UPAD Anomaly Detection Framework Benefits:

  • UPAD operates without supervision to build statistical baselines of normal activity.  UPAD is capable of training over dirty data, so the detection engines do not require a pristine environment to train in. Additionally the baselines built by UPAD adapt over time as the environment changes.
  • A multi-vectored solution, UPAD can employ multiple anomaly detection algorithms, each independently measuring how much different event characteristics deviate from the normal baseline.
  • The UPAD framework is the basis for CounterStorm’s flow-level and content-level anomaly detection, and has also been used for host level anomaly detection, as well as database user behavior modeling.

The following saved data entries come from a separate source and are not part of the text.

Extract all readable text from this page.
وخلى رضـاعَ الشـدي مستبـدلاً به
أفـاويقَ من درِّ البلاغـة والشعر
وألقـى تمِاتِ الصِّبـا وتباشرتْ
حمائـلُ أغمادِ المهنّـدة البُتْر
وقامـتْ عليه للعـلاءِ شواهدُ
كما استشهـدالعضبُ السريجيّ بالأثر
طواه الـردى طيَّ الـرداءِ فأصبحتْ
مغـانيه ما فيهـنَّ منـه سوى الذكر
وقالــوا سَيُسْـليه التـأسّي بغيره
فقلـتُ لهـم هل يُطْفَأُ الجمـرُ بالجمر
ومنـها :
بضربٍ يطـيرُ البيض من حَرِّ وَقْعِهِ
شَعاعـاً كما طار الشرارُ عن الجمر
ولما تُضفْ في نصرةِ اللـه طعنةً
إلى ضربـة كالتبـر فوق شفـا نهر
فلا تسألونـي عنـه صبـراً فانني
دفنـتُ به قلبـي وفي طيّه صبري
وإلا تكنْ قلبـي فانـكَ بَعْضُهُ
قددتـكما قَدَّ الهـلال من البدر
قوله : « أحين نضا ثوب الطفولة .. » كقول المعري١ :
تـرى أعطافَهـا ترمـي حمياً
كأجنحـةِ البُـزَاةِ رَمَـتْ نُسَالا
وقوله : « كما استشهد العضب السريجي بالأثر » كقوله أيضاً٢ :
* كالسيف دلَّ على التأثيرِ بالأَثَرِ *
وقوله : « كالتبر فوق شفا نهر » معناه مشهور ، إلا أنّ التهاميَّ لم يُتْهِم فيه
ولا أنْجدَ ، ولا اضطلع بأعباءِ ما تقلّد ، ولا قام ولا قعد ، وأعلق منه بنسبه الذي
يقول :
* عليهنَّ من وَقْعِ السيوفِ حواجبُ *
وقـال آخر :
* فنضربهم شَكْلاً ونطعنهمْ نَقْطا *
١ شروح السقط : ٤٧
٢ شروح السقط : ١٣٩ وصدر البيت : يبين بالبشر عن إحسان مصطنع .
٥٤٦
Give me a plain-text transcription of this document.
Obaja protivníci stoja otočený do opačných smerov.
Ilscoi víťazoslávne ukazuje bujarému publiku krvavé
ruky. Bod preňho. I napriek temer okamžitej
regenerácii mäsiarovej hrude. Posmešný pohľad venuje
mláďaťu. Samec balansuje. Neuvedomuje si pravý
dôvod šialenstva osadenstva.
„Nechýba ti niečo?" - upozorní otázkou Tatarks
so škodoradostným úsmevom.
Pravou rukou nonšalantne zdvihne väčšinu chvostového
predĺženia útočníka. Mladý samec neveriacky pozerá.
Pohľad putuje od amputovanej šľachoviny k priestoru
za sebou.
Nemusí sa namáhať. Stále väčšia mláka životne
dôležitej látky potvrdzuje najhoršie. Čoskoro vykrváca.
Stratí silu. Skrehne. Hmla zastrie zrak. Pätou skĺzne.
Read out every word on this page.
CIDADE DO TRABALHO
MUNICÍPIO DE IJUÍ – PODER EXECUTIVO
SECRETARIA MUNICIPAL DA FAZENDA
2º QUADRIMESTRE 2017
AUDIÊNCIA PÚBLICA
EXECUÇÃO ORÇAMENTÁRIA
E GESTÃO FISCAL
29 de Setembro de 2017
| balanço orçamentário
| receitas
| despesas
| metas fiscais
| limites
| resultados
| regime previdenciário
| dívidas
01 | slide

  • UPAD supports sophisticated conditional modeling, so that statistical baselines can be built to highlight specific types of network or application activity. For example, UPAD can build multiple anomaly detection modules for traffic flow based on source and destination address ranges, ports and protocols.
  • UPAD is very extensible. The ability to enhance threat detection via arithmetic, accumulation, or labels makes UPAD an ideal research and development framework for security ISVs and system integrators.
  • UPAD facilitates the aggregation and suppression of alert bursts to improve the accuracy of the anomaly information and the ability to streamline the workflow associated with utilizing anomaly detection technology.